TURKISH Islamist party Yeniden Refah took more votes than expected in Turkiye's municipal elections on Sunday, undermining the ruling AKP party of President Recep Tayyip Erdogan and contributing to painful losses in major cities across the country.

By taking 6.2 per cent of the vote nationwide, Yeniden Refah, or "New Welfare", has established itself as the third force in Turkish politics.

Founded in 2018, Yeniden Refah carries on the spirit of Necmettin Erbakan, an influential politician who was once Erdogan's mentor.

In the late 1960s, Erbakan created the Milli Gorus (National Vision) Islamist movement that inspired many political parties in Turkiye and has a wide following amongst the Turkish diaspora in Germany and France.

A 21-year-old Erdogan took his first political steps with the party and it was thanks to the support of Erbakan that he was elected Istanbul mayor in 1994.

But relations with his spiritual father deteriorated when Erdogan and his allies tried to unseat him at the head of the Refah party and then created AKP in 2002, excluding him.

Erbakan, who was called hodja (the professor), died in 2011, and one of his sons, Fatih Erbakan, relaunched the party in 2018 under the name Yeniden Refah.

In the eyes of many observers, the young Erbakan has avenged his father in contributing to Erdogan's election defeats on Sunday, by draining votes from the AKP and allowing the secular opposition to win not only in Istanbul but also in Ankara, Izmir and Bursa.

Yeniden Refah's conservative-Islamic views are more rigid than those of AKP, which is by comparison a more mainstream religious conservative party.

"We will close LGBT associations once we are in power. It's a heresy forbidden by all religions," its party leader has said.

The party opposes feminism and in 2021 supported Turkiye's withdrawal from the Istanbul Convention, which aims to combat violence against women.

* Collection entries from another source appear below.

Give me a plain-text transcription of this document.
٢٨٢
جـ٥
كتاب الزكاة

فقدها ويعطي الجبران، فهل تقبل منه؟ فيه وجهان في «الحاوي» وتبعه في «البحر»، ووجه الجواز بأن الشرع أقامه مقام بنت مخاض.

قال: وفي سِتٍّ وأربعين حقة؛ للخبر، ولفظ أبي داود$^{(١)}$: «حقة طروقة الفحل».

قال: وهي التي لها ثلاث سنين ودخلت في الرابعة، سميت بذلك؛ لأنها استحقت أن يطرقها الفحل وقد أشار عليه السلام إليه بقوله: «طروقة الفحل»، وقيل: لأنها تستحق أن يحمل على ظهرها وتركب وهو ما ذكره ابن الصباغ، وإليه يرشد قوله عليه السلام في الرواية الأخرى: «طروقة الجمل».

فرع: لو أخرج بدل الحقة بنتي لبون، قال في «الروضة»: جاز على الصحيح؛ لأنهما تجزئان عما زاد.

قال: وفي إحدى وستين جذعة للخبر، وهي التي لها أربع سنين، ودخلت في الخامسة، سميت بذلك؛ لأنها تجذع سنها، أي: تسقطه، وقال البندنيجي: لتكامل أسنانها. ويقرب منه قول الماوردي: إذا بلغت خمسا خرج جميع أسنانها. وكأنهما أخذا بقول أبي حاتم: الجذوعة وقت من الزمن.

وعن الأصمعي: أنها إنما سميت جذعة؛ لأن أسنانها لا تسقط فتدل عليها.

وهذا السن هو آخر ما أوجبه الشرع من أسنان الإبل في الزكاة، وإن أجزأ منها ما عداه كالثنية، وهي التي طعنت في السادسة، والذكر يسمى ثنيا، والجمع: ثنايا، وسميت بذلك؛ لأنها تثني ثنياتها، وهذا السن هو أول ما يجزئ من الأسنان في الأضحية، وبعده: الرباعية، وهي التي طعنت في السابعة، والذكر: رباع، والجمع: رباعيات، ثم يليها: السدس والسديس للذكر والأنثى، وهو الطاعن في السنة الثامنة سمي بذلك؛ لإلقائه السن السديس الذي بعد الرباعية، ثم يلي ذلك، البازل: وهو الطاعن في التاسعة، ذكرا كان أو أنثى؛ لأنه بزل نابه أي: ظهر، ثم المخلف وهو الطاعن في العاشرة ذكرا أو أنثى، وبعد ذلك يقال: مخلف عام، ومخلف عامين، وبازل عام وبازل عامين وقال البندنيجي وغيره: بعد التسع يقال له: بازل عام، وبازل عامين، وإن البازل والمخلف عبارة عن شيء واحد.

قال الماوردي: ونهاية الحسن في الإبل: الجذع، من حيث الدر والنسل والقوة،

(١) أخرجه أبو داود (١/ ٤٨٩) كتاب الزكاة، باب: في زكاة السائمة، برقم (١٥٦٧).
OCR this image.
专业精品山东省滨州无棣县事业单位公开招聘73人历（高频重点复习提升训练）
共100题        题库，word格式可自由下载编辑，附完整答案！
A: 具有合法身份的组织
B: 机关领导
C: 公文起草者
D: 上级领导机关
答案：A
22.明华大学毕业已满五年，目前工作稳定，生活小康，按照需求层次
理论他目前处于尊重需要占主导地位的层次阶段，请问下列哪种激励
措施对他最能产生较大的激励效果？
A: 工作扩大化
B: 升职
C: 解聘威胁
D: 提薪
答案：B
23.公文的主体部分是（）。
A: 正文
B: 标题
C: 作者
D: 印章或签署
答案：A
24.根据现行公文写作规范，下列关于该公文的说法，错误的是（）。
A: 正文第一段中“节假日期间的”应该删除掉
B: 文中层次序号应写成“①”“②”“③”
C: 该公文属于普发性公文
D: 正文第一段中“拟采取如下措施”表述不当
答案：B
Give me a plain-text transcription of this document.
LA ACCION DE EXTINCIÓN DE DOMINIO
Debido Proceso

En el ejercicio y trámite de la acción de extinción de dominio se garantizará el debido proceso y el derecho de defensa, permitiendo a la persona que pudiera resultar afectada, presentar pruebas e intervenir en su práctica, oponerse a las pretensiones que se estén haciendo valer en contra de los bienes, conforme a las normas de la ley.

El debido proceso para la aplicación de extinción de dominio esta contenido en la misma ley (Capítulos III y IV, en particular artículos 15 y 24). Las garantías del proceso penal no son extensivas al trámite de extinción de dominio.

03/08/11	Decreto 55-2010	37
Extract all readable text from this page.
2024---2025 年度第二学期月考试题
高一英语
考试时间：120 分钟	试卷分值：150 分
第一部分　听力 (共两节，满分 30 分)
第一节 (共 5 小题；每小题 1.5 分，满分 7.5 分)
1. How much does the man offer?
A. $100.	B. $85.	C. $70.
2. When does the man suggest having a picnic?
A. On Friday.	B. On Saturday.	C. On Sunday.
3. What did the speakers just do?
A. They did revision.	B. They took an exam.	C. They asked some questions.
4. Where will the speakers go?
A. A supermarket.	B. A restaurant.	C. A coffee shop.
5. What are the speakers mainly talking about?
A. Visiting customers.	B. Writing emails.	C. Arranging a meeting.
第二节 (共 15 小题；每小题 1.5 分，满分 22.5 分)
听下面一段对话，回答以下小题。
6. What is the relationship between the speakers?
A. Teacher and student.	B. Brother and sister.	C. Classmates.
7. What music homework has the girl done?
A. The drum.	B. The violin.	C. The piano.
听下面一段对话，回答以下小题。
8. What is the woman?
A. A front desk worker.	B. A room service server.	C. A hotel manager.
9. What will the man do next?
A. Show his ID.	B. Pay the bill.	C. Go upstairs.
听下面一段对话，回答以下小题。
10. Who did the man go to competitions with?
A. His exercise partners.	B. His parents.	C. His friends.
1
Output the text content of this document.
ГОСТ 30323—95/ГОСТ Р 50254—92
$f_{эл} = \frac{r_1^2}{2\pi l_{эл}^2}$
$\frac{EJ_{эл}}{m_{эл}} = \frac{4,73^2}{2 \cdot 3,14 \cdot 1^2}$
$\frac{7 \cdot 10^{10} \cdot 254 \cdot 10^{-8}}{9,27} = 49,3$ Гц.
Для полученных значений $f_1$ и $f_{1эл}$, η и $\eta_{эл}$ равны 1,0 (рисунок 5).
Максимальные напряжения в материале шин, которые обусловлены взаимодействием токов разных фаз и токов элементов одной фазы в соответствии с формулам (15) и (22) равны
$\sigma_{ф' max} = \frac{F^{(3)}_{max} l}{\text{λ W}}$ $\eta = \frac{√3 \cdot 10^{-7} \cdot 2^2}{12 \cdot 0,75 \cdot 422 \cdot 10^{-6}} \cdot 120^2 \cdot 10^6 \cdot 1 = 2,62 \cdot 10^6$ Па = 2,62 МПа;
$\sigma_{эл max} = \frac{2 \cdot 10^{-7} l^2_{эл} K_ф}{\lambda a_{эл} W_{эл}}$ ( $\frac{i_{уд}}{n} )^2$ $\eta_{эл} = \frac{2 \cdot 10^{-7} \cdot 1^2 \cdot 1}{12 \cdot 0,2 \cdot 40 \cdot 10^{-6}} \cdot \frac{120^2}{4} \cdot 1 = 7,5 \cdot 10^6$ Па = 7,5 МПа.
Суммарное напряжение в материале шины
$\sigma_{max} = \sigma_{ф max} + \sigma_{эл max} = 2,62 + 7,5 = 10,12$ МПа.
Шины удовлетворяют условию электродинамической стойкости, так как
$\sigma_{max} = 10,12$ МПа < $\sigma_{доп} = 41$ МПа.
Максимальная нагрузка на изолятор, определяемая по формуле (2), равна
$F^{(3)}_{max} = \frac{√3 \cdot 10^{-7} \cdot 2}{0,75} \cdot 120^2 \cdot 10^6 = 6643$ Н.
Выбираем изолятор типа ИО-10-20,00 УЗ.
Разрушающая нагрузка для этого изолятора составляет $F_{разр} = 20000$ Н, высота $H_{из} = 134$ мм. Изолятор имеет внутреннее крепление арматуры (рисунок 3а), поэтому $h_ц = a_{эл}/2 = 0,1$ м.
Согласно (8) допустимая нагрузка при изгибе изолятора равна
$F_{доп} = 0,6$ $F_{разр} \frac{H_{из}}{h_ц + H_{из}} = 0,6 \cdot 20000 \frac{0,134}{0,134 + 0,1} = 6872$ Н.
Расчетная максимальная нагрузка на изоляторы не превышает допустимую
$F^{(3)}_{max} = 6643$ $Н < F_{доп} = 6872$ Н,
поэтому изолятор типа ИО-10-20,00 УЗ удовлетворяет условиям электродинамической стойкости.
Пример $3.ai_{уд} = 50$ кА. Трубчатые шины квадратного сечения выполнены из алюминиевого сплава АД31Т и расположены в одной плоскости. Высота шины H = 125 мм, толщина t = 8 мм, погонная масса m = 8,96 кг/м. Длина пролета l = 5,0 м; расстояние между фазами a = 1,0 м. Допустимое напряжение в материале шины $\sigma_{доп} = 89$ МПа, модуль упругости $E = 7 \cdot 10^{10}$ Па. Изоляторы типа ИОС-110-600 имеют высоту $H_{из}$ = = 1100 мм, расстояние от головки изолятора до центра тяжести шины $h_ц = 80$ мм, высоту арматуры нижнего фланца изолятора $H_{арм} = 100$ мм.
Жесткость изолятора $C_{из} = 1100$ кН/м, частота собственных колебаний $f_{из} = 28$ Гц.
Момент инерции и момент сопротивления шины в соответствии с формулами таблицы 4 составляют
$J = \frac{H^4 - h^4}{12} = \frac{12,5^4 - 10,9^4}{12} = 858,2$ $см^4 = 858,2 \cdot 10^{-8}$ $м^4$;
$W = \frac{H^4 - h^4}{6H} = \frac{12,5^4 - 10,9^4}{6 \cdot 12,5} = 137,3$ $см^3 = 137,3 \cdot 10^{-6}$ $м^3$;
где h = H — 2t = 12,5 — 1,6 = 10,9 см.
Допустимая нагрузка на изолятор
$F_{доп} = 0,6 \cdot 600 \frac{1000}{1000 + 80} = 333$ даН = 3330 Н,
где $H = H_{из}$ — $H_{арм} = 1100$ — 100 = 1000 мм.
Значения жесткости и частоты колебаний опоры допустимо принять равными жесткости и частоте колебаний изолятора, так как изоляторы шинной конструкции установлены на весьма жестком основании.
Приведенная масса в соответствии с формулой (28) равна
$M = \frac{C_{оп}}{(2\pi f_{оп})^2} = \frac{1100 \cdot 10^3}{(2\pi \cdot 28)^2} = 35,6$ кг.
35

In recent months, the party has particularly denounced Turkiye's continued trade with Israel, despite the war in Gaza.

"If the government stops trading with Israel, closes the radar in Malatya (installed in 2012 by the North Atlantic Treaty Organisation of which Turkey is a member) that protects Israel and doubles pensions to 20,000 Turkish lira (€580) a month, we are prepared to withdraw our candidate in Istanbul," Erbakan offered several days before the election.

Analysts say Yeniden Refah attracted many voters by placing the war in Gaza and inflation — currently running at 67 per cent — at the heart of its campaign.

Yeniden Refah, which supported Erdogan's presidential re-election campaign in 2023, won in two previously AKP-run provinces on Sunday, Sanliurfa in the south-east and Yozgat in the centre.

With 6.2 per cent of the vote nationally, it did better than Erdogan's coalition partner, the MHP (National Action Party), which took five per cent.

"One should never trust those who tried to make us lose, even if they were once on our side," Erdogan said during the campaign.

But given the election results, the Turkish president may be tempted to renew the alliance, some experts say.